Back at the drawing table, I put the blank sheet of paper dead center, lining it up with the edges, corners sharp. I lie the charcoal pencil across the top, a neat horizontal, slicing the white space in half. It’s perfect. Deliberate. There’s no way to miss it.
I picture him coming back, seeing it right away. Will he get it? Will he panic? Or will he do what I want most of all: pick up the pencil and draw?
I put the new camera in the bedroom, nudging it to cover the blind spot. Check the bug under the coffee table. Walk through the apartment one last time, making sure there’s nothing left behind except my gift.
I mean to leave, but I linger at the table, staring at the blank paper. Something tugs at me, a stupid urge to leave more. A note. A sign. Something real. Something that points to me.
Professional distance, gone just like that. I pick up the pencil and make a mark in the lower corner. Not a letter. Not even a shape. Just a little dent. Barely there. A starting point. An invitation.
Then I’m out, slipping through the window and down the fire escape, gone before my shadow can catch up.
In my car, I open my laptop and pull up the feeds from Quell’s apartment. All I can do now is wait. Watch.
He comes back at exactly 12:07 PM, right on time. I watch him come in, careful, eyes darting around, shoulders tight. He checks the lock, the windows, every corner. He started doing that after he noticed me. Then he sees it.
The paper.
The pencil.
He stops, hand still on the doorknob, just standing there. Doesn’t move, doesn’t even look like he’s breathing. Then, after a few seconds, he edges closer to the drawing table, circling itlike it might bite him. His fingers hover above the paper, not touching, just feeling the air.
I lean in closer to my screen. My chest feels tight. Will he call the cops? Run for it? Shred the whole thing and pretend it never happened?
Nope. None of that. Quell just pulls out the chair and sits. He picks up the pencil. Turns it in his fingers, testing it, feeling the balance. Then, suddenly, he draws.
The camera angle sucks. I can’t see what he’s putting down. All I get is his face, his hands, the way his shoulders move as he works. He looks… locked in. Not scared anymore. The pencil moves fast, sure, almost cocky, then slows for the finer parts. His breathing gets quieter. His shoulders drop. He actually looks relaxed.
I switch to the overhead camera, the one pointed straight at the table. The drawing is coming together, with a pair of eyes staring right out of the paper. My eyes. So accurate it gives me goosebumps. He’s drawing exactly what I want. He’s drawing me.
But it isn’t how I look in photographs, or in the mirror. It’s how I look in his head, through whatever weird link ties us together. The angle is wrong, tilted, like he’s looking up at me from below, from the place where someone waits for mercy. My eyes in the sketch are cold. I know that coldness, but I’ve never seen it staring back at me.
He keeps going, dragging the pencil along my jaw, shaping my mouth, darkening the spot where my collar hits my neck. Little details no one else should know. Things I’d never let anyone see.
I touch the screen, following the lines of the portrait as it builds itself. Something tight and new unfolds in my chest. I should feel raw, maybe even invaded. But I don’t. I feel… seen. Like really seen. Maybe for the first time ever.
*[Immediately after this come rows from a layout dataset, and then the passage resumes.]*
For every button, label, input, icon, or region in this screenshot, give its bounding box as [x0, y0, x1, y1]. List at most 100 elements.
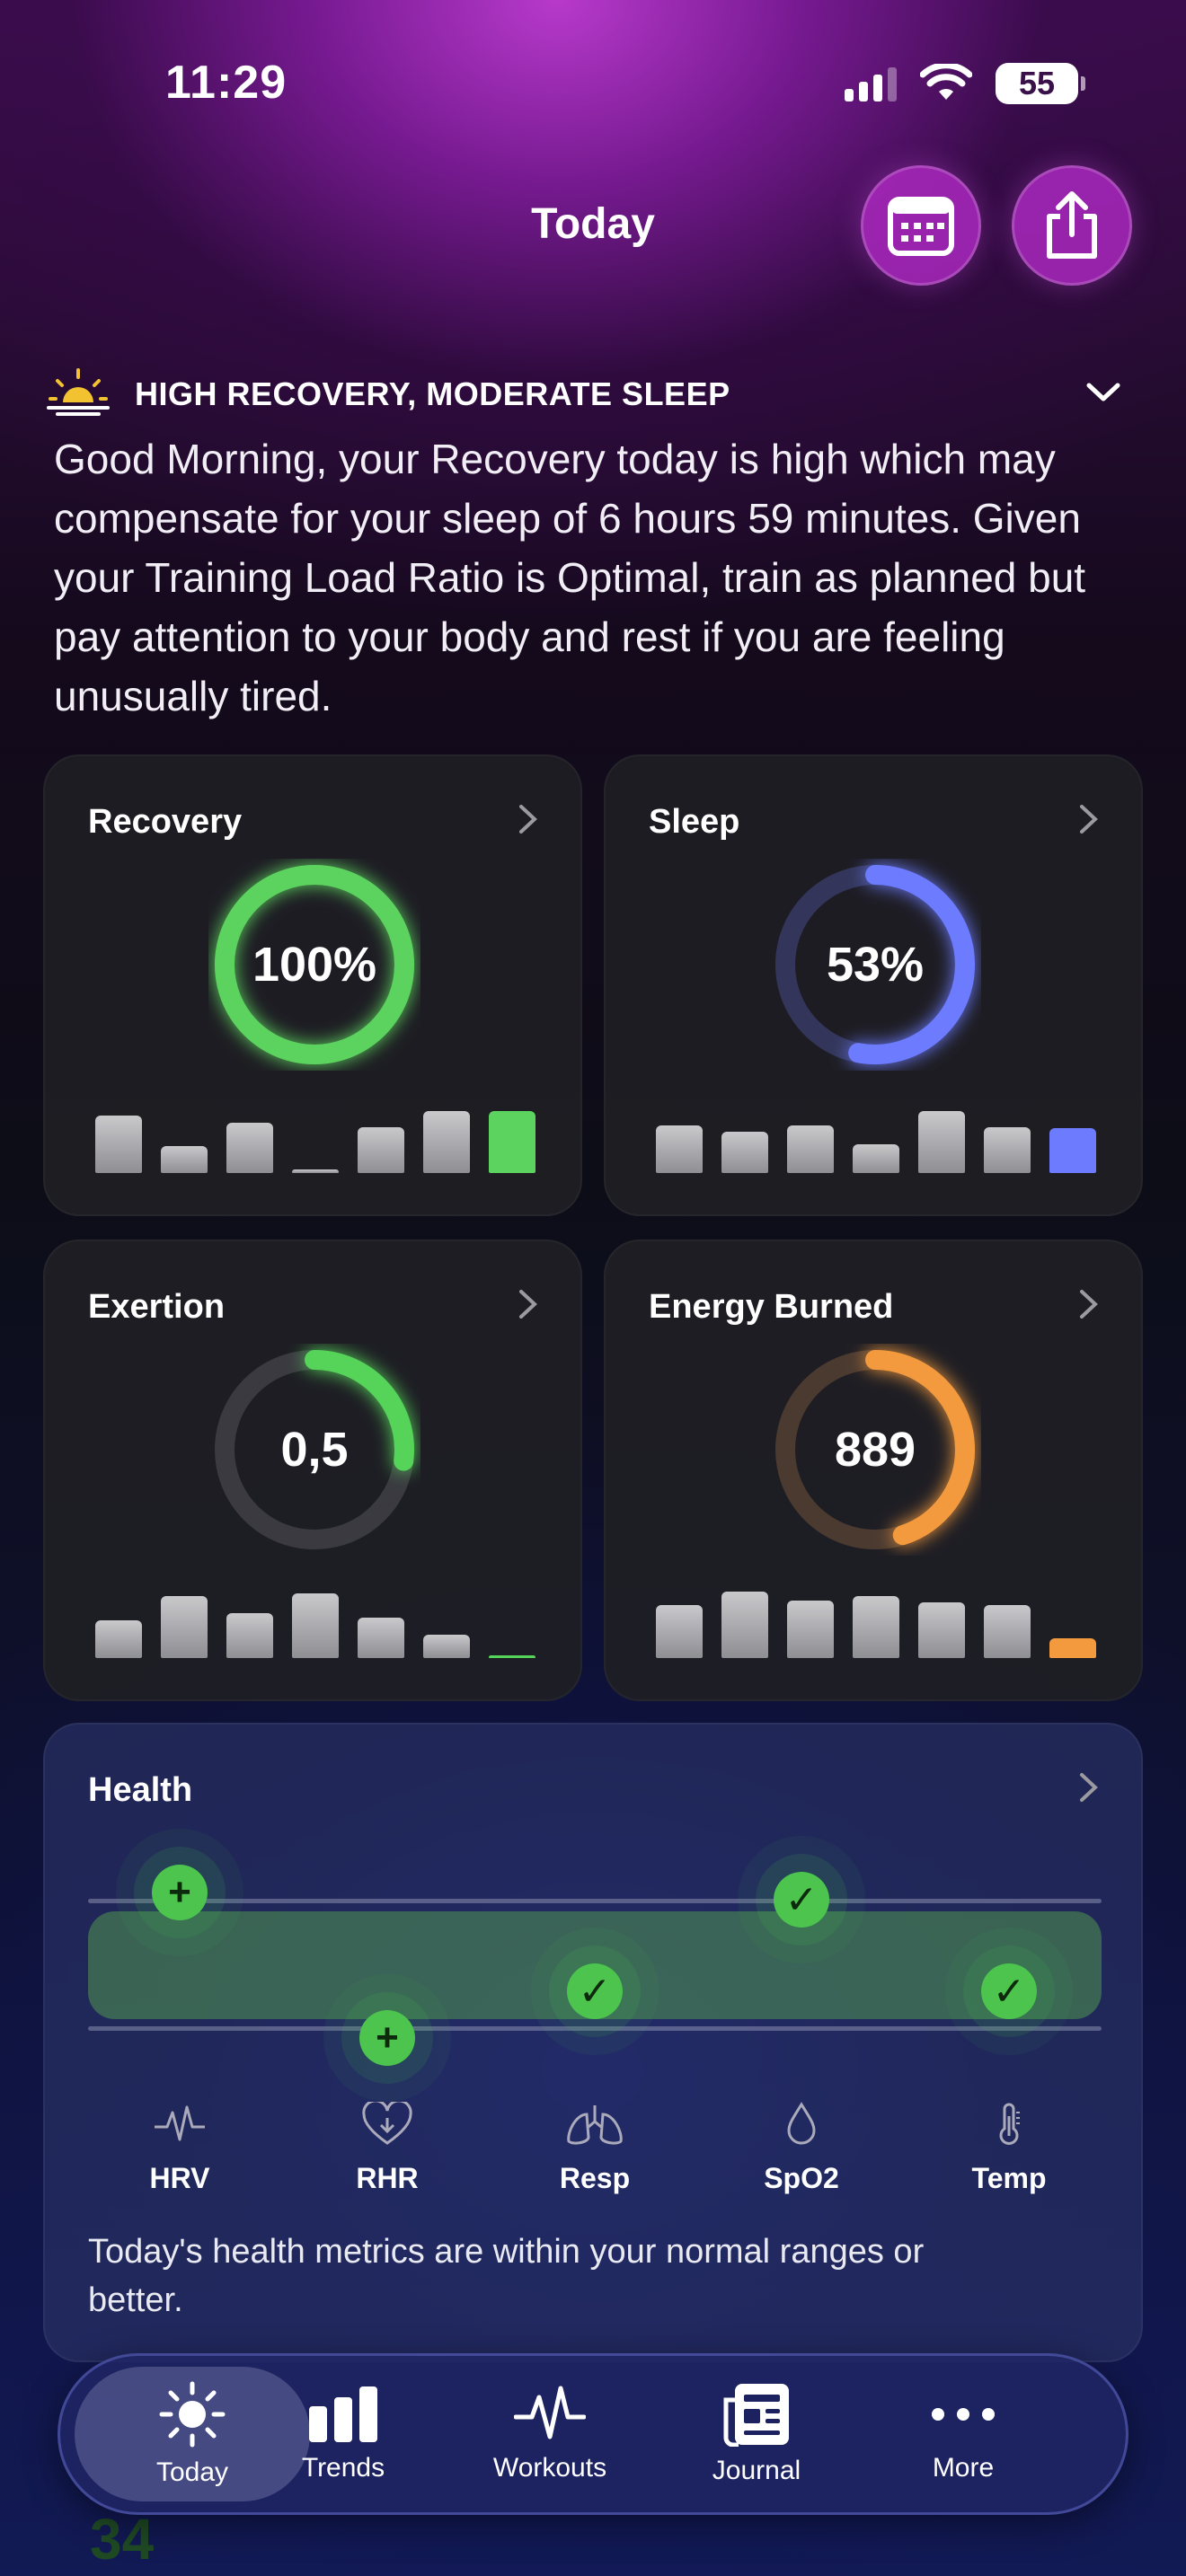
exertion-ring	[215, 1350, 414, 1549]
status-time: 11:29	[165, 57, 288, 109]
insight-body: Good Morning, your Recovery today is hig…	[54, 436, 1086, 719]
tab-label: Workouts	[492, 2453, 607, 2483]
exertion-bar	[161, 1596, 208, 1658]
recovery-bar	[292, 1169, 339, 1173]
share-button[interactable]	[1012, 165, 1132, 286]
exertion-bar	[423, 1635, 470, 1658]
metric-resp[interactable]: Resp	[523, 2102, 667, 2195]
thermometer-icon	[999, 2103, 1020, 2145]
sleep-bar	[853, 1144, 899, 1173]
sleep-value: 53%	[826, 938, 925, 992]
status-icons: 55	[845, 63, 1085, 104]
sleep-ring-progress	[775, 865, 975, 1064]
calendar-button[interactable]	[861, 165, 981, 286]
chevron-right-icon	[1080, 1773, 1098, 1802]
tab-label: Journal	[712, 2456, 801, 2485]
chevron-right-icon	[1080, 1290, 1098, 1319]
exertion-card[interactable]: Exertion 0,5	[43, 1239, 582, 1701]
calendar-icon	[888, 197, 954, 256]
rhr-status-plus: +	[359, 2010, 415, 2066]
peek-value: 34	[90, 2507, 155, 2572]
card-title: Recovery	[88, 803, 243, 841]
energy-bar	[721, 1592, 768, 1658]
tab-more[interactable]: More	[860, 2356, 1067, 2512]
energy-bar	[984, 1604, 1031, 1658]
recovery-bar	[358, 1126, 404, 1173]
energy-bar	[1049, 1637, 1096, 1658]
energy-value: 889	[834, 1423, 916, 1477]
recovery-value: 100%	[252, 938, 377, 992]
metric-label: SpO2	[764, 2162, 839, 2194]
insight-title: HIGH RECOVERY, MODERATE SLEEP	[135, 375, 730, 412]
recovery-bar	[423, 1111, 470, 1173]
tab-workouts[interactable]: Workouts	[447, 2356, 653, 2512]
range-lower-line	[88, 2026, 1102, 2031]
metric-temp[interactable]: Temp	[937, 2102, 1081, 2195]
tab-bar: Today Trends Workouts Journal More	[58, 2353, 1128, 2515]
recovery-bar	[95, 1116, 142, 1173]
chevron-down-icon[interactable]	[1085, 381, 1121, 409]
wifi-icon	[920, 64, 972, 100]
sleep-card[interactable]: Sleep 53%	[604, 754, 1143, 1216]
bar-chart-icon	[309, 2386, 377, 2442]
metric-label: Resp	[559, 2162, 631, 2194]
lungs-icon	[567, 2105, 623, 2145]
metric-hrv[interactable]: HRV	[108, 2102, 252, 2195]
droplet-icon	[787, 2102, 816, 2145]
battery-indicator: 55	[996, 63, 1085, 104]
share-icon	[1047, 191, 1097, 259]
sun-icon	[159, 2381, 226, 2448]
metric-label: HRV	[149, 2162, 210, 2194]
recovery-bar	[226, 1123, 273, 1173]
metric-label: Temp	[971, 2162, 1047, 2194]
activity-icon	[514, 2386, 586, 2439]
energy-burned-card[interactable]: Energy Burned 889	[604, 1239, 1143, 1701]
exertion-bar	[358, 1618, 404, 1658]
more-icon	[932, 2408, 995, 2421]
tab-journal[interactable]: Journal	[653, 2356, 860, 2512]
tab-label: Trends	[301, 2453, 385, 2483]
tab-trends[interactable]: Trends	[240, 2356, 447, 2512]
energy-ring-progress	[775, 1350, 975, 1549]
energy-ring	[775, 1350, 975, 1549]
exertion-bar	[489, 1654, 535, 1658]
tab-today[interactable]: Today	[75, 2367, 310, 2501]
sleep-bar	[1049, 1128, 1096, 1173]
sleep-ring	[775, 865, 975, 1064]
tab-label: More	[932, 2453, 995, 2483]
recovery-ring	[215, 865, 414, 1064]
temp-status-check: ✓	[981, 1963, 1037, 2019]
recovery-bar	[161, 1145, 208, 1173]
recovery-card[interactable]: Recovery 100%	[43, 754, 582, 1216]
chevron-right-icon	[1080, 805, 1098, 834]
exertion-bar	[95, 1620, 142, 1658]
card-title: Sleep	[649, 803, 740, 841]
sleep-bar	[984, 1126, 1031, 1173]
energy-bar	[787, 1601, 834, 1658]
metric-rhr[interactable]: RHR	[315, 2099, 459, 2195]
journal-icon	[723, 2384, 789, 2447]
resp-status-check: ✓	[567, 1963, 623, 2019]
exertion-bars	[95, 1577, 535, 1658]
exertion-ring-progress	[215, 1350, 414, 1549]
exertion-value: 0,5	[280, 1423, 349, 1477]
tab-label: Today	[155, 2457, 229, 2487]
energy-bars	[656, 1577, 1096, 1658]
spo2-status-check: ✓	[774, 1872, 829, 1928]
chevron-right-icon	[519, 1290, 537, 1319]
sleep-bars	[656, 1092, 1096, 1173]
card-title: Exertion	[88, 1288, 226, 1326]
energy-bar	[656, 1604, 703, 1658]
metric-spo2[interactable]: SpO2	[730, 2102, 873, 2195]
metric-label: RHR	[356, 2162, 419, 2194]
sleep-bar	[787, 1125, 834, 1173]
card-title: Health	[88, 1771, 193, 1809]
card-title: Energy Burned	[649, 1288, 894, 1326]
sunrise-icon	[47, 366, 110, 421]
health-card[interactable]: Health + + ✓ ✓ ✓ HRV RHR Resp SpO2 Temp …	[43, 1723, 1143, 2362]
page-title: Today	[531, 200, 655, 248]
range-upper-line	[88, 1899, 1102, 1903]
recovery-bars	[95, 1092, 535, 1173]
recovery-bar	[489, 1111, 535, 1173]
sleep-bar	[918, 1111, 965, 1173]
“Quell,” I say. Just his name, soft. Not the target. Not the artist. Not anything else I’ve called him. Just Quell.
He can’t hear me. But when I say it, his hand stops above the paper. He lifts his head, listening. Then he smiles, a small, crooked thing, not afraid or tired or giving up. Just knowing.
He keeps drawing, adding shadows, highlights, making the portrait breathe, one careful stroke at a time. When he finishes, he leans back, looking at what he’s done with a kind of cold focus. Then, he does something I don’t expect. He turns the sketch toward the camera above his desk, the one he shouldn’t know is there, and holds it up, like he’s showing me. Just me.
My own face stares back. Perfect. Unnervingly perfect. But that isn’t why I stop breathing. It’s the words at the bottom, written in tiny, sharp letters:
I know you’re watching.
I shut the laptop. Disconnect. My hands don’t shake, but something else does. This isn’t about collecting intel anymore. It isn’t about the job. It’s something I don’t have a word for.
“I should have killed him already,” but even as I say it, I know I won’t. Can’t. Not until I figure out what this is. Not until I understand how he sees through me.
Not until I figure out why part of me wants him to.
Chapter six
Quell
Iwake up certain someone has been in my apartment again. Not the faint echo of a dream, not a trick of sleep, but something more. The air shifts, different somehow, and it crawls over my skin. My eyes open to the same old ceiling, dawn light slanting through the blinds, but it isn’t the same. My body knows before my mind: someone has touched my things, breathed in here, stood exactly where I am lying now. And weirdly, under the pulse of being invaded, I feel this strange, empty calm. I’ve never been this paranoid before, but while I can understand losing pieces of paper, I can’t explain them magically appearing on my notebook while I’m out.
Unless I put it there myself without realizing.